Uniform Data Distribution: When data is evenly distributed within a continuous interval (e.g., between 0 and 1), bucket sort has a time complexity close to linear (O(n)).
Limited Range: If the data range is clear (e.g., integers from 0 to 1000), it is easy to set the number and size of buckets.
Not Applicable: If data is unevenly distributed (e.g., most elements concentrate in a few buckets), the algorithm may degenerate to O(n²), becoming less efficient than quicksort.

Python Implementation Steps (for Floating-Point Numbers in [0,1])¶

Determine Bucket Count: Set the number of buckets equal to the data length n, where each bucket covers an interval of length 1/n.
Create Buckets: Initialize n empty buckets (a list of lists).
Distribute Data to Buckets: Traverse the data, compute the bucket index using int(num * n), and place elements into the corresponding bucket.
Sort Within Buckets: Use the built-in sort function (e.g., sort()) for each bucket.
Merge Buckets: Traverse all buckets and concatenate elements to form the sorted array.

Code Implementation¶

def bucket_sort(arr):
    # 1. Handle empty array
    if not arr:
        return arr

    n = len(arr)
    # 2. Create n empty buckets
    buckets = [[] for _ in range(n)]

    # 3. Distribute data into buckets (assuming data is in [0,1])
    for num in arr:
        # Calculate bucket index: floor(num * n)
        bucket_index = int(num * n)
        buckets[bucket_index].append(num)

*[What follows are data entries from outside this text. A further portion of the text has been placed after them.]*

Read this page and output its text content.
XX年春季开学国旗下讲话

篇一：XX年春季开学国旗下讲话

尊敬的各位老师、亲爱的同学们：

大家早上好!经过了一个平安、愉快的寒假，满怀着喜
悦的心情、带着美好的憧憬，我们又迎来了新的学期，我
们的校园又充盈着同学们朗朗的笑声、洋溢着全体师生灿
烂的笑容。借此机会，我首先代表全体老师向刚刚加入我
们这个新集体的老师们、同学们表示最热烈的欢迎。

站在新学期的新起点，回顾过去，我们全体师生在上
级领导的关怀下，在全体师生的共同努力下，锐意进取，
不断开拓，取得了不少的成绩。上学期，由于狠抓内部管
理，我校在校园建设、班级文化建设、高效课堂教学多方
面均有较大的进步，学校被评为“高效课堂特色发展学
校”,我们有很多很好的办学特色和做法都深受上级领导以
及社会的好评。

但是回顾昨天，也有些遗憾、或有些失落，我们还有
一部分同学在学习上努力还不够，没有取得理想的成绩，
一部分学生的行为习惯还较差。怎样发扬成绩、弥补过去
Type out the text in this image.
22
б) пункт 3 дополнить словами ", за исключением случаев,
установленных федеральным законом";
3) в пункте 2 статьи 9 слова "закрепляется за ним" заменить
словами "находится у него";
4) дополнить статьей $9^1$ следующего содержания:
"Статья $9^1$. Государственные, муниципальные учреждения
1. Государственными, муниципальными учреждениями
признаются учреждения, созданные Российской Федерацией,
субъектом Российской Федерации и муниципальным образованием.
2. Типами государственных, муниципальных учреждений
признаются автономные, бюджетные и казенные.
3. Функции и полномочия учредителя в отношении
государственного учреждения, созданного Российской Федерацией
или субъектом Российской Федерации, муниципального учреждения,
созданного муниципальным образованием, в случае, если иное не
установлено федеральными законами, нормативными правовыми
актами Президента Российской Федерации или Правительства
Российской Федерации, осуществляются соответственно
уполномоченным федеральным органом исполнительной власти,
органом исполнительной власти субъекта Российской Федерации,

    # 4. Sort each bucket and merge results
    sorted_arr = []
    for bucket in buckets:
        bucket.sort()  # Efficient built-in sorting for small buckets
        sorted_arr.extend(bucket)  # Merge elements from each bucket

    return sorted_arr

# Test
if __name__ == "__main__":
    test_data = [0.42, 0.32, 0.33, 0.52, 0.37, 0.47, 0.51]
    sorted_data = bucket_sort(test_data)
    print("Original data:", test_data)
    print("Sorted data:  ", sorted_data)

Code Explanation¶

Bucket Count: n = len(arr) ensures each bucket covers an interval of 1/n, preventing overflow.
Bucket Index Calculation: int(num * n) maps values in [0,1] to indices in [0, n-1]. For example, num=0.3 with n=7 gives 0.3*7=2.1 → index 2.
Sorting Within Buckets: bucket.sort() uses Python’s efficient built-in Timsort for small datasets.
Merging: sorted_arr.extend(bucket) appends elements from each bucket in order, resulting in the final sorted array.

Output¶

Original data: [0.42, 0.32, 0.33, 0.52, 0.37, 0.47, 0.51]
Sorted data:   [0.32, 0.33, 0.37, 0.42, 0.47, 0.51, 0.52]

Notes¶

Data Range Adjustment: For data outside [0,1], adjust the index calculation (e.g., int((num - min_val) / bucket_size)).
Dynamic Bucket Size: Adjust the number of buckets based on data distribution to avoid overloaded buckets (e.g., increase bucket count for extreme values).

Summary¶

Bucket sort efficiently sorts data through “bucketing → sorting → merging”. It excels in uniformly distributed data scenarios by leveraging divide-and-conquer to reduce complexity. While simple to implement, it requires careful attention to data distribution to avoid performance degradation.